Real talk: I've sat paralyzed, staring at a simple task, feeling like I'm pushing against an invisible wall while internally screaming at myself to just start. That's not lack of discipline. That's neurobiology.
Who Gets ADHD and For How Long
ADHD symptoms often change presentation in adulthood (hyperactivity becomes restlessness, impulsivity shows up differently), but they don't disappear. Research shows about 60-70% of children with ADHD continue to meet diagnostic criteria in adulthood.[14]
Many people develop better coping strategies or find environments that work with their brains, but the underlying neurological differences remain.
In fact, many people aren't diagnosed until adulthood when their coping mechanisms fail under increased demands.

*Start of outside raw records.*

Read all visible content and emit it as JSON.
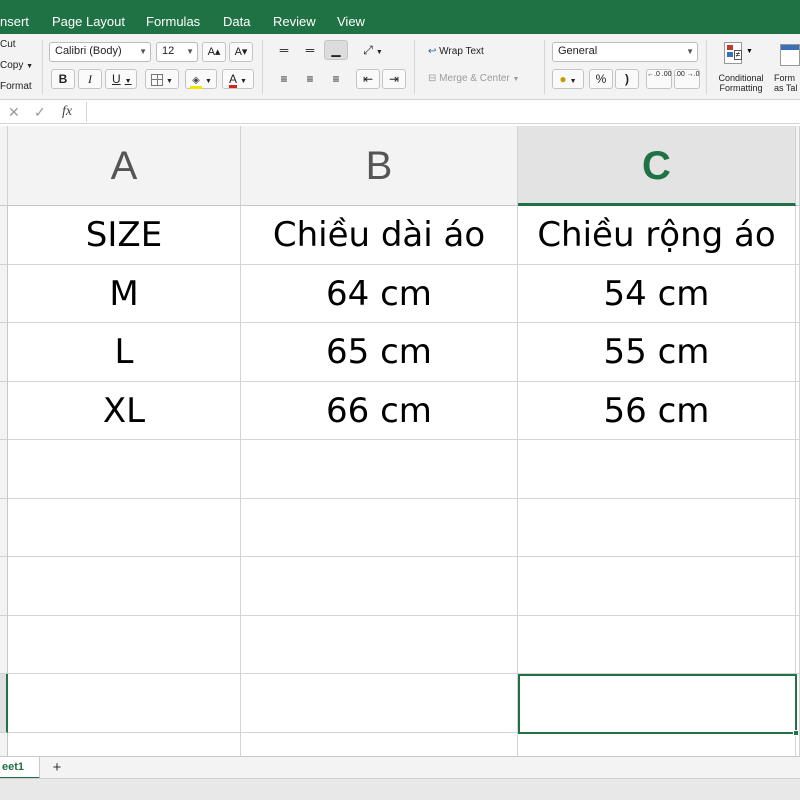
{
  "ribbon_tabs": [
    "nsert",
    "Page Layout",
    "Formulas",
    "Data",
    "Review",
    "View"
  ],
  "clipboard": {
    "cut": "Cut",
    "copy": "Copy",
    "format": "Format"
  },
  "font": {
    "name": "Calibri (Body)",
    "size": "12",
    "bold": "B",
    "italic": "I",
    "underline": "U",
    "grow": "A▴",
    "shrink": "A▾",
    "font_color_glyph": "A"
  },
  "alignment": {
    "wrap_text": "Wrap Text",
    "merge_center": "Merge & Center"
  },
  "number": {
    "format": "General",
    "percent": "%",
    "comma": ")",
    "inc_decimal": "←.0 .00",
    "dec_decimal": ".00 →.0"
  },
  "styles": {
    "conditional_1": "Conditional",
    "conditional_2": "Formatting",
    "format_table_1": "Form",
    "format_table_2": "as Tal"
  },
  "formula_bar": {
    "cancel": "✕",
    "enter": "✓",
    "fx": "fx",
    "content": ""
  },
  "columns": [
    {
      "letter": "A",
      "active": false
    },
    {
      "letter": "B",
      "active": false
    },
    {
      "letter": "C",
      "active": true
    }
  ],
  "rows": [
    [
      "SIZE",
      "Chiều dài áo",
      "Chiều rộng áo"
    ],
    [
      "M",
      "64 cm",
      "54 cm"
    ],
    [
      "L",
      "65 cm",
      "55 cm"
    ],
    [
      "XL",
      "66 cm",
      "56 cm"
    ],
    [
      "",
      "",
      ""
    ],
    [
      "",
      "",
      ""
    ],
    [
      "",
      "",
      ""
    ],
    [
      "",
      "",
      ""
    ],
    [
      "",
      "",
      ""
    ],
    [
      "",
      "",
      ""
    ]
  ],
  "selected_cell": "C9",
  "sheet_tabs": [
    "eet1"
  ],
  "add_sheet": "+",
  "colors": {
    "accent": "#1f7244",
    "grid_line": "#d4d4d4",
    "header_bg": "#f3f3f3"
  }
}
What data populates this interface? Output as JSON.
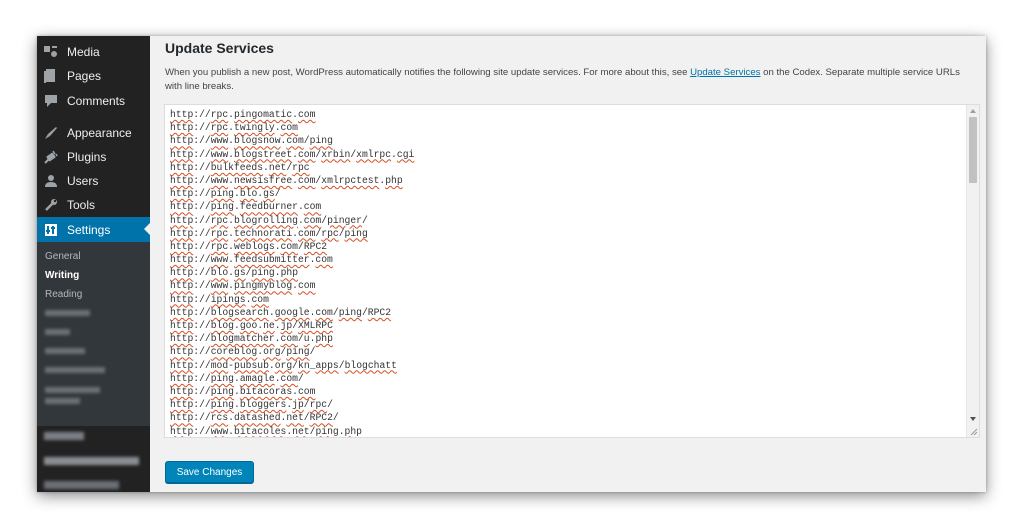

Yes, some ADHD medications are stimulants in the amphetamine class. No, they're not "meth." The formulation, dosage, and delivery method matter enormously. Medical methamphetamine (Desoxyn) exists and is different from both street meth and standard ADHD medications like Adderall or Vyvanse.
ADHD medications have been used safely for over 70 years. They're extensively studied in both children and adults, with strong evidence for both efficacy and safety.[15]
The facts:
- They don't cause addiction when properly prescribed and monitored
- They don't stunt growth (effects are minor and often temporary)
- Side effects are generally mild and manageable
- Untreated ADHD carries more risks than properly managed medication
Untreated ADHD is associated with higher rates of accidents, substance abuse, job loss, relationship problems, and mental health issues. Medication significantly reduces these risks.[16]
The stereotype of ADHD is a hyperactive boy bouncing off walls. Girls and women with ADHD are more likely to have the inattentive type, which is quieter and easier to miss. They're more likely to internalize symptoms, mask effectively, and be dismissed as "ditzy" or "spacey."[17]
Girls with ADHD are also more likely to develop anxiety and depression as they struggle to meet expectations while masking their symptoms. By adulthood, many women have spent decades thinking they're just bad at being adults.
The actual gender ratio is closer to ~2.3:1, but diagnosis rates historically skewed male because of bias in research and clinical practice.
Causes and Simple Fixes
If trying harder worked, we would have done it already. Trust me.
Planners don't work if you forget to check them or can't estimate time. Coffee doesn't fix dopamine dysregulation (though caffeine can help some people). "Just focus" isn't possible when your prefrontal cortex isn't regulating attention properly.
What does help:
- Medication that addresses the neurochemical imbalance
- External structure and accountability
- Strategies that work with ADHD brains (timers, body doubling, breaking tasks into tiny steps)
- Understanding and accommodations, not just "try harder"
ADHD has a genetic heritability of about 70-80%—one of the highest for any psychiatric condition. If you have ADHD, there's a strong chance one or both of your parents do too (whether they're diagnosed or not).[18]
Screen time, sugar, and parenting can affect behavior in all kids, but they don't cause ADHD. Blaming parents adds guilt without helping anyone.
What does increase risk:
- Genetics (strongest factor)
- Premature birth or low birth weight
- Prenatal exposure to alcohol or tobacco
- Brain injury
These are risk factors, not guarantees, and none of them are about parenting quality.
Why These Myths Matter
These aren't just annoying misconceptions—they're harmful. They delay diagnosis, discourage treatment, and make people with ADHD feel like failures when the problem is neurological, not personal.
When you understand ADHD as a real neurological condition rather than a character flaw, everything changes: the conversation, the solutions, and the compassion.